Wednesday, 4 June 2008

BT OpenZone

Fed up with having nothing much to do in the evenings without broadband and having had little success with mobile broadband, I've just signed up for BT OpenZone. Now at least I can get online in a cafe, just means I'm no doubt going to spend a fortune on cups of tea!
For £10 a month, it's not too bad to get wi-fi on the go, but it's limited to 500 minutes per month. Not really enough for me, but I'm not planning to do a huge amount of browsing on it, just read a few feeds.

Sunday, 1 June 2008

Finished part 2 of my course

Just wanted to say that I've just done the online assessment for the second part of my IT course, and I got 26 out of 29! I'm really pleased with that as I found this part harder than the first and was a bit apprehensive about the test.
I'm studying for CIW Associate certification, and I'm thinking that once I've done this course I will then go down either the Enterprise Developer or Web Site Manager route
I'm really looking forward to the next part, Site Development Foundations, as this actually gets into building websites, which I find is a lot more interesting.
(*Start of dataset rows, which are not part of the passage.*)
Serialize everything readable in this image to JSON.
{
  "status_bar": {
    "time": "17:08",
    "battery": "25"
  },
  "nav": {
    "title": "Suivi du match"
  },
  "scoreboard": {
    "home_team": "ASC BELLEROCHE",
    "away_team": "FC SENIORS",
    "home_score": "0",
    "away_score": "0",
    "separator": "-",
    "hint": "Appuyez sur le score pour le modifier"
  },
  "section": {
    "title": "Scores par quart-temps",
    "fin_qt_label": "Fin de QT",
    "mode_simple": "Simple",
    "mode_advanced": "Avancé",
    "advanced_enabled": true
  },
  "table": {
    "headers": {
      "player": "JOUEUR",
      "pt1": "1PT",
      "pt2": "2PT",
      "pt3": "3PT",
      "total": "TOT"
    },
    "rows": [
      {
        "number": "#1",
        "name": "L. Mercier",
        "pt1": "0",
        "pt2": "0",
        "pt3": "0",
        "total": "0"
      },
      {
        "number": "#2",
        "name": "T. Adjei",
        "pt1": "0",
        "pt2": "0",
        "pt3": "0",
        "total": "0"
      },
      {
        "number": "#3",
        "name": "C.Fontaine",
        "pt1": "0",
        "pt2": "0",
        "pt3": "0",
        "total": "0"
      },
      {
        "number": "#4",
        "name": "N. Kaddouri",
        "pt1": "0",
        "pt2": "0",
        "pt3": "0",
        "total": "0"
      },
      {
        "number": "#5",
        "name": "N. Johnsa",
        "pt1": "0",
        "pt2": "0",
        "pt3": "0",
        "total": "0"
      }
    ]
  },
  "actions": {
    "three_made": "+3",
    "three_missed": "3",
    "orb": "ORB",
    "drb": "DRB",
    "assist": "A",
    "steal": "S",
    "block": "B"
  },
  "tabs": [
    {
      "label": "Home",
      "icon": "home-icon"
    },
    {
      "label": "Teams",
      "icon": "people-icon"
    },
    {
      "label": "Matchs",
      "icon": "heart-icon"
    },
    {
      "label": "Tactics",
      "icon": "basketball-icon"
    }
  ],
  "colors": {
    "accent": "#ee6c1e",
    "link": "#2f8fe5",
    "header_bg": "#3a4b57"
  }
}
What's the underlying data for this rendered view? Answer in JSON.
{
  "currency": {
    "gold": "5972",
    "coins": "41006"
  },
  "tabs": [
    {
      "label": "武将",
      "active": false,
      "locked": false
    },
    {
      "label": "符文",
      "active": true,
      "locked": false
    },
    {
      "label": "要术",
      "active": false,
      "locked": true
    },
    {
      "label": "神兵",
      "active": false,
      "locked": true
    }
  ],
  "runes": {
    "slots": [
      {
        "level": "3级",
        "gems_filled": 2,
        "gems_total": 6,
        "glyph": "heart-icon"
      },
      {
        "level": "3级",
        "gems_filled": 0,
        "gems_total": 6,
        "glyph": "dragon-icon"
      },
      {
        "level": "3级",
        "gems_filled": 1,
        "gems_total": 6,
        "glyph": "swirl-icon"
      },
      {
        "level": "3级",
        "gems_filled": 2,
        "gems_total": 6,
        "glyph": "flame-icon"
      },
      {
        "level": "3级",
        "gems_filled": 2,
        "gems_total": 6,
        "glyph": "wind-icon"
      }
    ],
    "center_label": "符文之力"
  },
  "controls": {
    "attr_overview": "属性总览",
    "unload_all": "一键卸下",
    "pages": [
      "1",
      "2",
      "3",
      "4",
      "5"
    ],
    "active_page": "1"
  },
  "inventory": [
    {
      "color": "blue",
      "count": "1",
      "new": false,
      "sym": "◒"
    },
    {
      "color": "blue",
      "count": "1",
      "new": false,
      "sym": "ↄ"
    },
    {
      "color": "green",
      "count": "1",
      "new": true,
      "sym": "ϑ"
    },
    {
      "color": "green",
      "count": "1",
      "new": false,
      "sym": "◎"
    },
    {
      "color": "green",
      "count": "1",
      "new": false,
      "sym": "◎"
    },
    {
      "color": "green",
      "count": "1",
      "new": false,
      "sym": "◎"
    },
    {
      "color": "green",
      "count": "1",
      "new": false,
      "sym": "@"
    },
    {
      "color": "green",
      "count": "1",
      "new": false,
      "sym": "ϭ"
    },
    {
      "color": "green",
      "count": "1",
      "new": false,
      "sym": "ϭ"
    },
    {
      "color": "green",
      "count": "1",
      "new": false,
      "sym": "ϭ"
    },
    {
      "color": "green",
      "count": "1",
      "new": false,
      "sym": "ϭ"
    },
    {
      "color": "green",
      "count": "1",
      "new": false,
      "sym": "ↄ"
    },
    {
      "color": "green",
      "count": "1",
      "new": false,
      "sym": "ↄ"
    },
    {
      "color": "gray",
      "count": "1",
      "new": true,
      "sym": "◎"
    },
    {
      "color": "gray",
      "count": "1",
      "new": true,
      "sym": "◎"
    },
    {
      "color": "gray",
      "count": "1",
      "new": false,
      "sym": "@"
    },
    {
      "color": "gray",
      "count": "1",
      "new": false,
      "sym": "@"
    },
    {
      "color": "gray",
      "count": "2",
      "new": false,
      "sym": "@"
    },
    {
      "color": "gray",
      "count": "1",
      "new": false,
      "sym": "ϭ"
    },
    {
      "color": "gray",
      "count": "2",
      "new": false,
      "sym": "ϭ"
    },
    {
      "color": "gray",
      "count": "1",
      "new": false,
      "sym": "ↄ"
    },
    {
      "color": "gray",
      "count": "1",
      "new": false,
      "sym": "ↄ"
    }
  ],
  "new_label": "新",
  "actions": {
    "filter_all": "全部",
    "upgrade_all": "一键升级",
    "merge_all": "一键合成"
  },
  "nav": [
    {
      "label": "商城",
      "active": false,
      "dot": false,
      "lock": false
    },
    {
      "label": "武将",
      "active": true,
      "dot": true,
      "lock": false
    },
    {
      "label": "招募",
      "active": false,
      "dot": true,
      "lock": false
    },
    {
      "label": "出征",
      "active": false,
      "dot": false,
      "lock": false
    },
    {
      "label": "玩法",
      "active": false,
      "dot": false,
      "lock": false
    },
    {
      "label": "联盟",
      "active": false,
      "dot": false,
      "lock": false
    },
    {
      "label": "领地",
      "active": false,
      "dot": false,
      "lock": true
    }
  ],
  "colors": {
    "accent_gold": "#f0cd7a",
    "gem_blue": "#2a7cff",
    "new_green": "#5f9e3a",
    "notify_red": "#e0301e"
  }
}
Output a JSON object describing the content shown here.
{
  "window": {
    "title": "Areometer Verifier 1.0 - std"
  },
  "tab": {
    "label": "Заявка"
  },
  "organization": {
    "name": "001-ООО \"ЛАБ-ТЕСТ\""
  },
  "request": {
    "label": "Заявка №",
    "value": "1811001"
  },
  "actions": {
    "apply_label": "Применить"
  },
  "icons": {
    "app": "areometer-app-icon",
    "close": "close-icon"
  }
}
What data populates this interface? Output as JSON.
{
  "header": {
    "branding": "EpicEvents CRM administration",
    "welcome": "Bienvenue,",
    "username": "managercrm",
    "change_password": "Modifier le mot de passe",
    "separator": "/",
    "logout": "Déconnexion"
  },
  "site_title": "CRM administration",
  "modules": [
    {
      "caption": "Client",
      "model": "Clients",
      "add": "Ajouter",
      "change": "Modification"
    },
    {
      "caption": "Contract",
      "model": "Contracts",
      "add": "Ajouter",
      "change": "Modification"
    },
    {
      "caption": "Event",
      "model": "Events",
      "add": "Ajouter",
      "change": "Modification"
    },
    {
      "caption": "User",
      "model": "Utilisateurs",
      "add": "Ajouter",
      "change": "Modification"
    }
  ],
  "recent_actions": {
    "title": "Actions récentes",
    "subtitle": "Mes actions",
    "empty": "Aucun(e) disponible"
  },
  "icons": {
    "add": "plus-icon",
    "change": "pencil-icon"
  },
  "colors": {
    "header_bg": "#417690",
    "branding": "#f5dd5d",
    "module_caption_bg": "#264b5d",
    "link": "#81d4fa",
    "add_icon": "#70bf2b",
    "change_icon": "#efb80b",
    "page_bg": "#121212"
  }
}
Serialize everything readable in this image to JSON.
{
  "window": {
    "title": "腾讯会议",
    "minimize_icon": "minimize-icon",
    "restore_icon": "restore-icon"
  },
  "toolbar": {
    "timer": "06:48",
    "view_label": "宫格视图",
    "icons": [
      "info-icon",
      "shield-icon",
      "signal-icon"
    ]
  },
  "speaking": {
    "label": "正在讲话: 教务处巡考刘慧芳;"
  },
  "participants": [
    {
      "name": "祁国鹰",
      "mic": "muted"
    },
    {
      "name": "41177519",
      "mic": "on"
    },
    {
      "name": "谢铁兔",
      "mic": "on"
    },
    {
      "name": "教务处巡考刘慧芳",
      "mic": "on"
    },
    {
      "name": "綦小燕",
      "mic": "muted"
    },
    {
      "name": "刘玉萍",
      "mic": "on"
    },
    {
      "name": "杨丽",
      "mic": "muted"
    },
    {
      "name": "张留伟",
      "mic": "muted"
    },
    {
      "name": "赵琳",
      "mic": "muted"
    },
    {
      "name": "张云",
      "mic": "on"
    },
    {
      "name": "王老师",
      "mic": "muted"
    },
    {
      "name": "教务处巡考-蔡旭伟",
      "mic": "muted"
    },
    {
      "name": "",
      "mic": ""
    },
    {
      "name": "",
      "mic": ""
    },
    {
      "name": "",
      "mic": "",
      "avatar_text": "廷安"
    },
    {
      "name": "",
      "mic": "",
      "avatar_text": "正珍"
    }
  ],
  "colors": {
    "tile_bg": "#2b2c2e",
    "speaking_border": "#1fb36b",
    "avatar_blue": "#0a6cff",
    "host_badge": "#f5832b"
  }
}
Also, I can do it on my Asus Eee!


Today I decided to try out Wubi on my Windows Vista machine. For the uninitiated, it's a great new way of installing Ubuntu from within Windows. You just boot up as usual, then run umenu.exe from the disc and go through the menu options to install it. If you then reboot your system, you'll be able to choose between Windows and Ubuntu. If you select Ubuntu, it will be installed for you and you can then boot straight into it. While it's not quite the same as a normal install, it's a lot more convenient as you can later uninstall it from within Windows. I've tried dual-booting in the past but found it a pain - this is a lot more straightforward.

I installed Xubuntu, and I was impressed with how well it worked. Then, on a whim I decided to skin it to look like a Mac, using Mac4Lin. I had a lot of trouble with this, so I decided to switch it to Ubuntu instead by uninstalling the Xubuntu desktop and installing the Ubuntu desktop in its place. After a couple of hours work I had pretty much nailed it.

I'm very impressed with the end result. It's not exactly the same, but it is pretty close - see what you think:

I think I'm going to keep this Ubuntu install on here as I have in the past been using VirtualBox as a test bed for messing around with Linux, but that's somewhat limited. I think this will be better for tinkering, and also so I have a Gnome-based install to play with - KDE is great, but it will no doubt do me good to check out what Gnome offers as well. Also, that's the computer that my music is on so I've installed Amarok and set Ubuntu up to mount my Vista partition automatically so I can listen to music in Linux.

All in all, Wubi is very impressive. Only problem I've had is when I installed Gnome Do - it seems to be a real memory hog, worse than Firefox ever was. Anyone else had this problem?